Tuesday 15 November 2011

What I know now I am in my forties

You cannot be everyone’s friend. As a teenager, I suffered endless painful angst about the fact that I wasn’t everyone’s friend. In my late teens and early twenties, I stopped caring (pretty much around the time I gave up exercise and took up drinking). In my thirties, when I got married and had my children, and when I finally learnt to empathise, I started to care again. Now that I am in my forties, it’s not so much that I don’t care any more, because I do, deeply. But I am content to live with the undeniable truth that not everyone likes me and that’s ok. And, amazingly, I don’t like everyone, and that’s also ok.
Politeness and respect are really important. I have a heap of unresolved, unresolvable, retrospective guilt which visits me usually in the middle of the night and won’t leave me alone, and it’s basically about when I have been rude or unkind to people in the past. I remember my mother saying it to me, and I now say it to my children: “Don’t treat people unkindly or disrespectfully, because you will regret it in the future..” She was right, I do regret it.
Experiences are much more valuable than material possessions. You remember experiences for ever. You rarely remember material possessions (except my beautiful green bike from circa 1976 which I may have mentioned before…) Kids says they want the latest eye-wateringly expensive gadgets for Christmas or their birthday. But they get more fun, laughter and memories out of an experience.
You never have enough money. Well, you do if you’re Bill Gates. But in recognition of the fact that most of us are not, we pretty much never have enough money. It’s like that annoying physics of packing for a holiday: the combined weight and size of all the clobber you want to put in your suitcase is greater than the sum of its separate parts. Your total income will always be roughly 10% less than you require your outgoings to be, no matter how fiercely you budget, and that percentage is greater at Christmas time (unless you are my best friend N in which case you probably have your whole life organised in a spreadsheet and you never have and never will overspend).
You cannot outwit a bureaucracy. It always flipping catches up with you in the end.

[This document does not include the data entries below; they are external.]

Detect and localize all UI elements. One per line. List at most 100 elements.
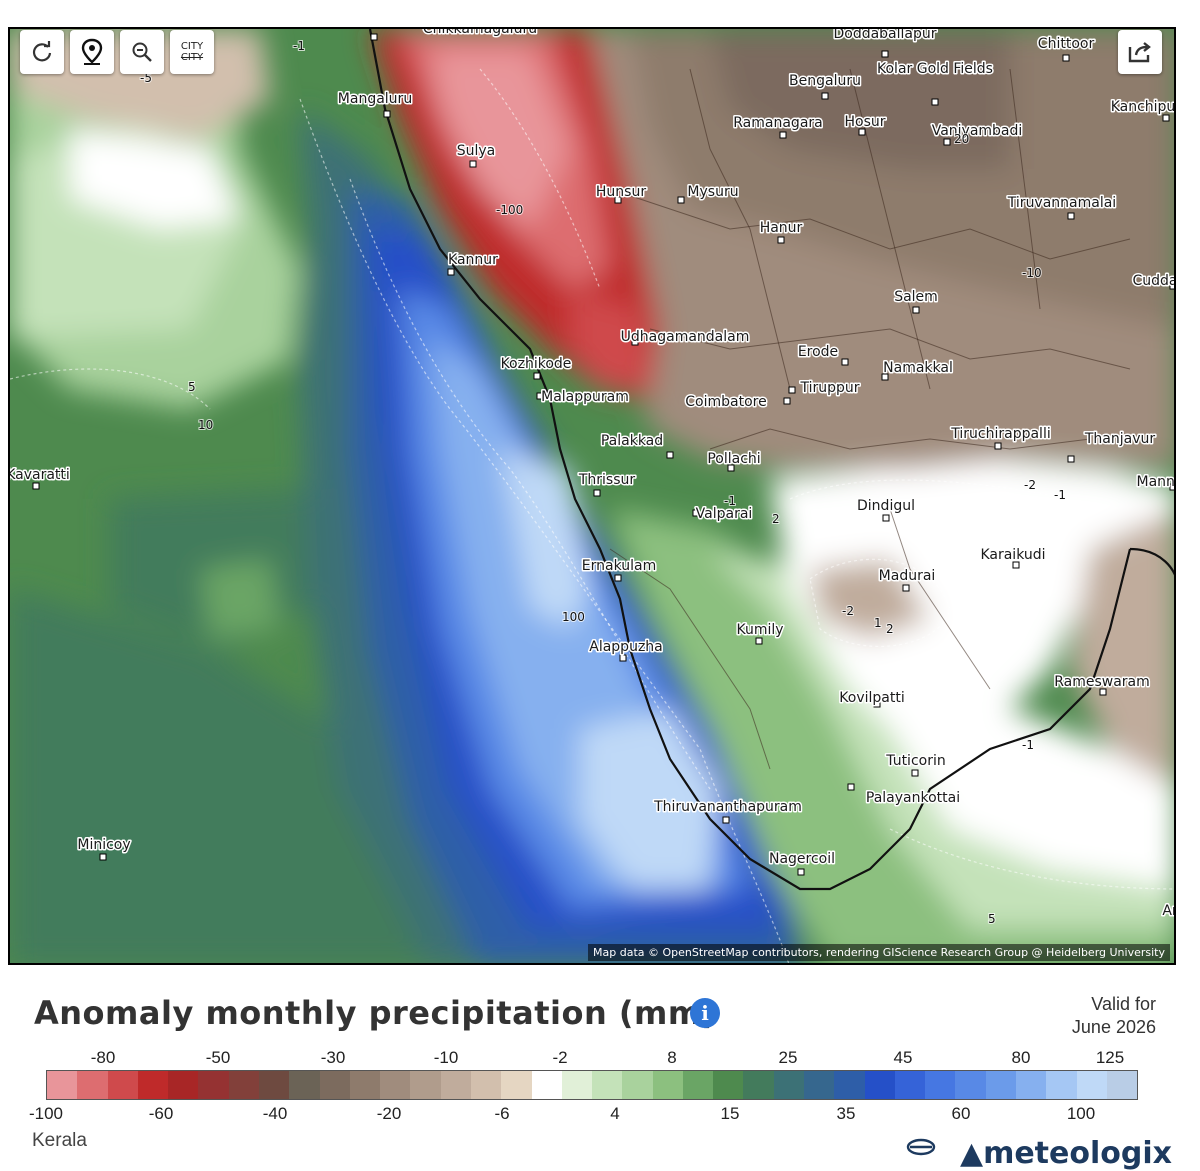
my-location-button[interactable]	[70, 30, 114, 74]
svg-text:5: 5	[988, 912, 996, 926]
city-marker[interactable]: Kavaratti	[10, 466, 71, 490]
city-marker[interactable]: Tiruvannamalai	[1005, 194, 1118, 220]
city-marker[interactable]: Namakkal	[881, 359, 954, 381]
city-marker[interactable]: Sulya	[455, 142, 497, 168]
svg-text:Bengaluru: Bengaluru	[789, 73, 861, 89]
city-marker[interactable]: Kumily	[735, 621, 785, 645]
scale-color-cell	[137, 1071, 169, 1099]
city-marker[interactable]: Coimbatore	[684, 393, 791, 412]
city-marker[interactable]: Kanchipu	[1109, 98, 1176, 122]
map-view[interactable]: Chikkamagaluru Doddaballapur Chittoor Ma…	[8, 27, 1176, 965]
share-button[interactable]	[1118, 30, 1162, 74]
city-marker[interactable]: Kolar Gold Fields	[876, 60, 994, 106]
city-marker[interactable]: Malappuram	[536, 388, 630, 407]
svg-text:Karaikudi: Karaikudi	[980, 547, 1045, 563]
district-borders	[609, 68, 1131, 770]
svg-text:2: 2	[886, 622, 894, 636]
zoom-out-icon	[132, 42, 152, 62]
city-marker[interactable]: Ernakulam	[580, 557, 658, 582]
city-marker[interactable]: Mangaluru	[336, 90, 414, 118]
city-marker[interactable]: Thanjavur	[1067, 430, 1157, 463]
scale-tick-label: 8	[667, 1048, 677, 1067]
precipitation-anomaly-map: Chikkamagaluru Doddaballapur Chittoor Ma…	[10, 29, 1176, 963]
city-marker[interactable]: Minicoy	[76, 836, 132, 861]
coastline	[368, 29, 1174, 891]
scale-color-cell	[380, 1071, 411, 1099]
city-marker[interactable]: Alappuzha	[588, 638, 664, 662]
city-marker[interactable]: Chikkamagaluru	[370, 29, 539, 41]
svg-text:Kannur: Kannur	[448, 252, 498, 268]
svg-text:-1: -1	[724, 494, 736, 508]
meteologix-logo[interactable]: ▲meteologix	[960, 1136, 1172, 1171]
svg-text:Tiruppur: Tiruppur	[799, 380, 859, 396]
city-marker[interactable]: Karaikudi	[979, 546, 1047, 569]
city-marker[interactable]: Palayankottai	[847, 783, 962, 808]
city-toggle-bottom-label: CITY	[180, 52, 204, 63]
city-toggle-top-label: CITY	[180, 41, 204, 52]
scale-color-cell	[622, 1071, 653, 1099]
city-marker[interactable]: Salem	[893, 288, 939, 314]
svg-text:-100: -100	[496, 203, 523, 217]
svg-text:-1: -1	[293, 39, 305, 53]
city-marker[interactable]: Tiruchirappalli	[949, 425, 1052, 450]
svg-text:Sulya: Sulya	[457, 143, 496, 159]
city-marker[interactable]: Thiruvananthapuram	[652, 798, 803, 824]
scale-color-cell	[470, 1071, 502, 1099]
city-marker[interactable]: Ar	[1161, 902, 1176, 921]
scale-tick-label: -2	[552, 1048, 568, 1067]
svg-text:Valparai: Valparai	[696, 506, 753, 522]
map-attribution[interactable]: Map data © OpenStreetMap contributors, r…	[588, 944, 1170, 961]
anomaly-field	[10, 29, 1174, 963]
city-marker[interactable]: Hanur	[758, 219, 804, 244]
city-marker[interactable]: Hosur	[843, 113, 887, 136]
scale-tick-label: -50	[205, 1048, 231, 1067]
svg-text:Namakkal: Namakkal	[883, 360, 953, 376]
city-marker[interactable]: Mysuru	[677, 183, 740, 204]
city-marker[interactable]: Manna	[1135, 473, 1176, 492]
info-icon[interactable]: i	[690, 998, 720, 1028]
city-marker[interactable]: Palakkad	[599, 432, 674, 459]
city-marker[interactable]: Rameswaram	[1053, 673, 1151, 696]
city-marker[interactable]: Nagercoil	[767, 850, 837, 876]
city-labels-toggle[interactable]: CITY CITY	[170, 30, 214, 74]
city-marker[interactable]: Hunsur	[594, 183, 648, 204]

It’s usually better to just accept this fact and not even try.
Even if you do not try nor have ever tried to outwit a bureaucracy, at some point the bureaucracy will believe you to be attempting to outwit it even if it has not a scrap of supporting evidence.  It’s usually because someone has inadvertently spelt your name wrong and consequently a computer has you confused with a tax evader or mass murderer. When this happens, until someone actually takes an axe to the computer in question, you will be tarred with this brush for the rest of your days.
No transfer of domestic power supplier ever goes smoothly. Live with it.